Child Okeford’s “Hey Day” is the annual village fete.
Where does “Hey Day” originate? Is it one word or two? Sadly we have no idea. No one is able to tell us nor can we find any clue from village records. The first record we can find was in the parish magazine “The Hill” in 1969 which referred to Hambledon Hey-Day although in the previous year a fete was held by the Playgroup and PTA at Rivermead Farm, Child Okeford. Since 1969 the event has been called Hambledon Heyday, Child Okeford Hey-Day and finally just Hey Day.
There has been a suggestion the word is linked to a Harvest Festival but if anyone knows for sure we would love to hear from you.
When did it start? As mentioned, the first reference we have found was in 1969 although older villagers recall Hey Days in the 1950’s. One villager remembers an event in the late 1940’s akin to a gymkhana but the only event we can find on record was in July 1947 when the Child Okeford Youth Club held a “Fete and Sports” event at Fontmell Parva. We can find no references to a “Hey Day”, or similar, in any local newspapers up to 1950 nor any reference in parish council records from 1950 to 1967.
A “Hey Day” was held in 1969, 1970, 1972 and 1973 then became the “Rector’s Fete” in 1974 and 1975. In 1982, in order to raise funds toward the building of a new Community Centre, a “Grand Sponsor Mower and Barbecue Evening” was held and included stalls, steam engines, donkey and cart rides. This was a very successful and popular event and led to the resurrection of the “Hey Day” the following year which was then held annually until 1996.

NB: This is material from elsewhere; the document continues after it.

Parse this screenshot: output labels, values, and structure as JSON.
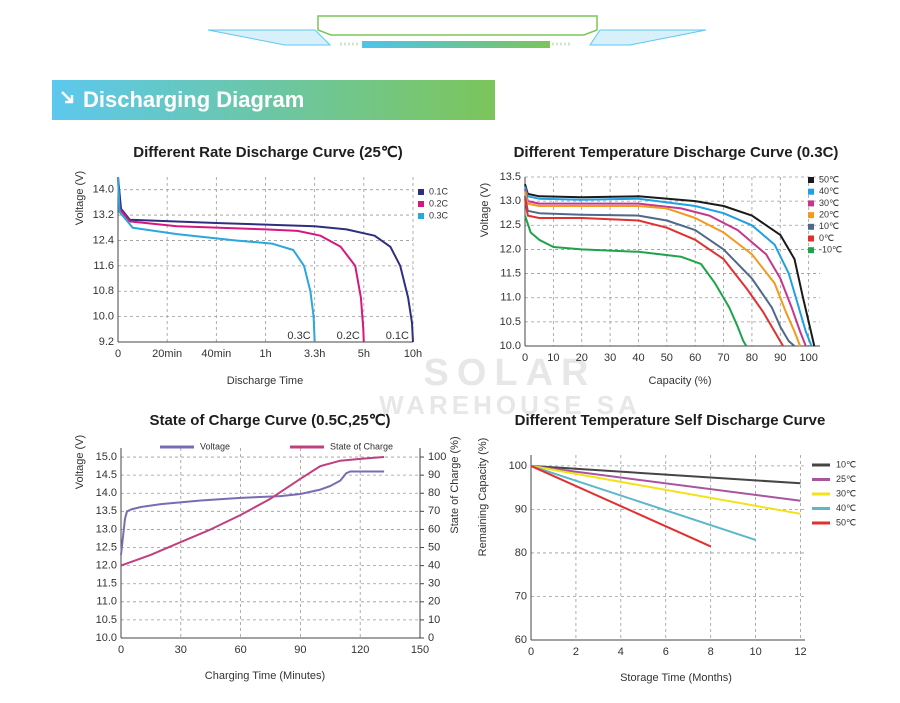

The event “rested” from 1997 to 2000 although village fetes were held in 1998 at the Recreation Ground and in 1969 at Cranborne Edge, before making a brief return in 2001on the back of the highly successful “Millennium Celebrations” the previous year. We then had to wait until 2014 before a committee was formed to try again although in 2012 and 2013 celebrations were held to commemorate anniversaries of The Queen. Sadly, after much effort, the 2014 event had to be cancelled due to torrential rain. But, undeterred, the committee succeeded in putting on an excellent “Hey Day” in 2015 and each year since.
What’s it all about? Apart from giving the villagers a great day’s fun, from the 1960’s to the 1990’s the prime objective was to raise funds for the village principally the Community Centre, the School and the Village Hall. From 2015 local charities were also supported such as Home Start, Julia’s House and Dorset and Somerset Air Ambulance. In 2017 £3000 was raised toward the establishment of defibrillators in the two redundant telephone kiosks in the village.
Hey Day Highlights
Sadly we cannot find a lot of detail for the 1960’s and 1970’s but fell racing, and skittles seemed popular events and in 1969 we had an “auction of furniture and sundries”!
From 1983 to 1996 the format was very similar. The day started with a fancy dress procession from the village war memorial at The Cross to the Recreation Ground usually headed by the Shaftesbury Town Silver Band. Activities included a (Hambledon) Hill run, welly throwing, tile smashing, Y front challenge (?), toss the bale, horse shoe throwing as well as all the usual stalls. A fairground organ featured regularly and, in 1990, the “cow pat” appeared – pick a square and hope it’s lucky!
Initially the events were opened by local notables such as Michael Oliver and Guy Smallwood but in 1990 George Cole (Arthur Daley in “Minder”) did the honours and in 1992 it was the turn of Buster Merryfield (Uncle Albert on “Only Fools and Horses”). And, in the evenings, dancing to the music of a local band; the highlight being the appearance of The Yetties in 1985.
Also in 1985 a Skittles competition was held in The Saxon Inn as part of the Hey Day celebrations. In 1989 the event was expanded to a week and each year included the Skittles competition, a Treasure Hunt and a Quiz; other occasional events included a Tug of War (1989), Whist Drive (1990), Bingo (1991 – 1995) and a Race Night in 1996.
Moving on to 2015, the weather was perfect, we ran out of beer, we ran out of wine, we ran out of sausages and we even ran out of coconuts. The Saxon Inn and The Baker Arms competed for The Manor Cup with a penalty shoot-out – won by The Baker Arms.
In 2016, the Hey Day commemorated The Queen’s 90th birthday, the event heralded by the ringing of the church bells and a blessing from the Rector for the Okeford Benefice. The Manor Cup was won by The Saxon Inn in a tug of war competition. This year saw the successful return of the evening dance.